Em 4 de maio, ao comando de um Baron, prefixo N6011E, é checado e aprovado para obter sua licença de Multi-motor (para pilotar aviões com mais de um motor).
Finalmente, em 8 de junho de 1998, pilotando um Sêneca III, prefixo N4354F, Sady Bordin é checado e aprovado para receber sua licença de Piloto Comercial.
Retornando ao Brasil em junho, Bordin é obrigado pelo DAC a fazer novamente os cheques feitos nos EUA para poder obter suas licenças brasileiras.
Em 18 de julho, a bordo de um Corisco Turbo, prefixo PT-FXG, Bordin é checado e aprovado para obter sua licença de Piloto Comercial IFR.

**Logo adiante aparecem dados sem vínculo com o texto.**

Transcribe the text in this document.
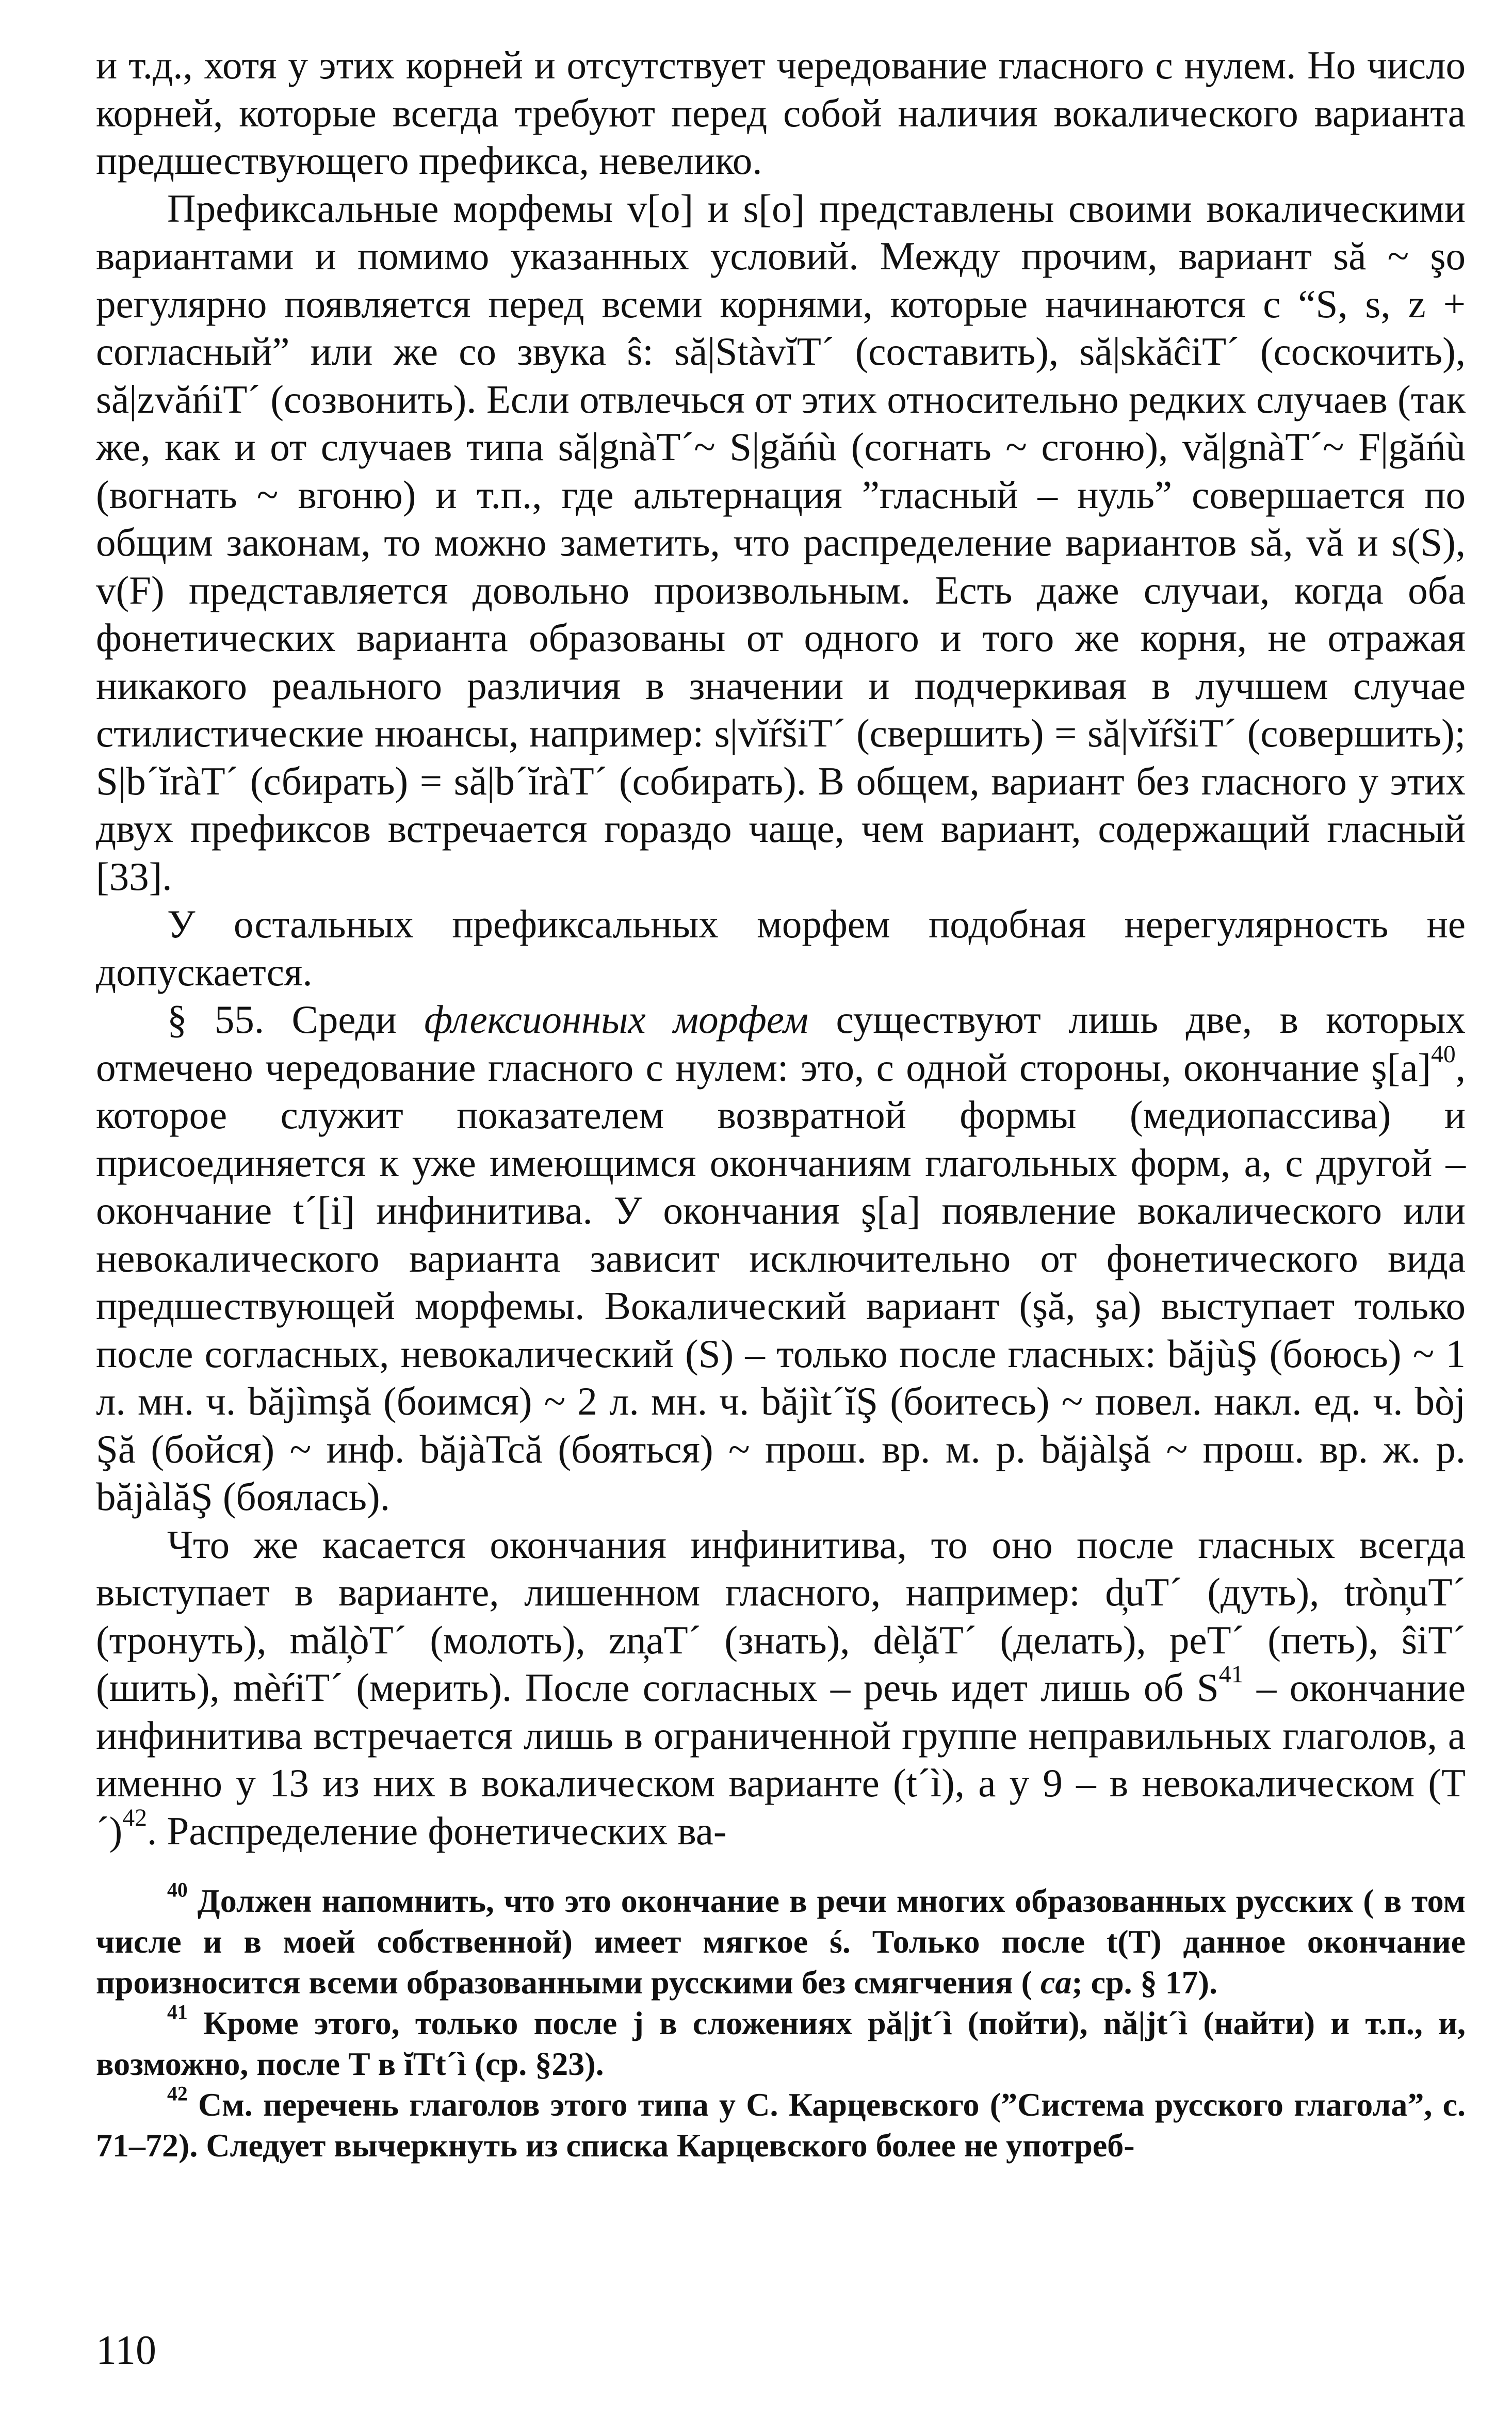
и т.д., хотя у этих корней и отсутствует чередование гласного с нулем. Но число корней, которые всегда требуют перед собой наличия вокалического варианта предшествующего префикса, невелико.

Префиксальные морфемы v[o] и s[o] представлены своими вокалическими вариантами и помимо указанных условий. Между прочим, вариант să ~ şo регулярно появляется перед всеми корнями, которые начинаются с “S, s, z + согласный” или же со звука ŝ: să|StàvĭT´ (составить), să|skăĉiT´ (соскочить), să|zvăńiT´ (созвонить). Если отвлечься от этих относительно редких случаев (так же, как и от случаев типа să|gnàT´~ S|găńù (согнать ~ сгоню), vă|gnàT´~ F|găńù (вогнать ~ вгоню) и т.п., где альтернация ”гласный – нуль” совершается по общим законам, то можно заметить, что распределение вариантов să, vă и s(S), v(F) представляется довольно произвольным. Есть даже случаи, когда оба фонетических варианта образованы от одного и того же корня, не отражая никакого реального различия в значении и подчеркивая в лучшем случае стилистические нюансы, например: s|vĭŕšiT´ (свершить) = să|vĭŕšiT´ (совершить); S|b´ĭràT´ (сбирать) = să|b´ĭràT´ (собирать). В общем, вариант без гласного у этих двух префиксов встречается гораздо чаще, чем вариант, содержащий гласный [33].

У остальных префиксальных морфем подобная нерегулярность не допускается.

§ 55. Среди флексионных морфем существуют лишь две, в которых отмечено чередование гласного с нулем: это, с одной стороны, окончание $ş[a]^{40}$, которое служит показателем возвратной формы (медиопассива) и присоединяется к уже имеющимся окончаниям глагольных форм, а, с другой – окончание t´[i] инфинитива. У окончания ş[a] появление вокалического или невокалического варианта зависит исключительно от фонетического вида предшествующей морфемы. Вокалический вариант (şă, şa) выступает только после согласных, невокалический (S) – только после гласных: băjùŞ (боюсь) ~ 1 л. мн. ч. băjìmşă (боимся) ~ 2 л. мн. ч. băjìt´ĭŞ (боитесь) ~ повел. накл. ед. ч. bòj Şă (бойся) ~ инф. băjàTcă (бояться) ~ прош. вр. м. р. băjàlşă ~ прош. вр. ж. р. băjàlăŞ (боялась).

Что же касается окончания инфинитива, то оно после гласных всегда выступает в варианте, лишенном гласного, например: d̦uT´ (дуть), tròn̦uT´ (тронуть), măl̦òT´ (молоть), zn̦aT´ (знать), dèl̦ăT´ (делать), peT´ (петь), ŝiT´ (шить), mèŕiT´ (мерить). После согласных – речь идет лишь об $S^{41}$ – окончание инфинитива встречается лишь в ограниченной группе неправильных глаголов, а именно у 13 из них в вокалическом варианте (t´ì), а у 9 – в невокалическом (T´)$^{42}$. Распределение фонетических ва-

$^{40}$ Должен напомнить, что это окончание в речи многих образованных русских ( в том числе и в моей собственной) имеет мягкое ś. Только после t(T) данное окончание произносится всеми образованными русскими без смягчения ( ca; ср. § 17).

$^{41}$ Кроме этого, только после j в сложениях pă|jt´ì (пойти), nă|jt´ì (найти) и т.п., и, возможно, после T в ĭTt´ì (ср. §23).

$^{42}$ См. перечень глаголов этого типа у С. Карцевского (”Система русского глагола”, с. 71–72). Следует вычеркнуть из списка Карцевского более не употреб-

110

Finalmente, em 14 de agosto, a bordo de um Sêneca III, prefixo PT-RZA, Bordin é checado e aprovado para obter sua licença de Multi-Motor.
Com as licenças brasileiras na
mão, Sady Bordin procura a Embraer para fazer o curso do Brasília (turboélice
para 30 passageiros). Após duas semanas de aula teórica, para conhecer todos os
sistemas do avião, Bordin faz 20 horas de
simulador e é checado e aprovado no
simulador para ser co-piloto de Brasília em instrução.
Em 14 de dezembro a realização do sonho: Bordin é admitido na Interbrasil Star (extinta companhia aérea regional de propriedade da falecida Transbrasil Linhas Aéreas) como co-piloto de Brasília.
2000 – Convite inesperado
No início de janeiro, após o fim de mais um vôo, Bordin é chamado para
conversar com o chefe dos pilotos. Um inesperado convite lhe aguardava: ser
transferido para a Transbrasil para ser co-piloto de Boeing 737.
Após o treinamento de praxe, curso teórico e 20 horas de simulador, Bordin entra em operação e em maio é checado em vôo e aprovado para receber sua licença de Co-Piloto de Boeing 737, versões 300 e 400.
Com o início da crise na Transbrasil e a conseqüente redução da frota, Bordin deixa a empresa em junho.
Após
ter atuado como empresário e professor universitário desde que deixou a
Transbrasil, Bordin resolve voltar às origens e para seu local de trabalho
preferido: o cock-pit de um avião!
Depois de 8 longos anos sem atuar como piloto de linha aérea, Bordin é convidado
para participar de uma seleção para co-pilotos de ATR na Trip Linhas Aéreas. A
difícil seleção envolveu entrevistas, provas de regulamento, inglês,
meteorologia, regras de vôo por instrumento e uma dinâmica de grupo.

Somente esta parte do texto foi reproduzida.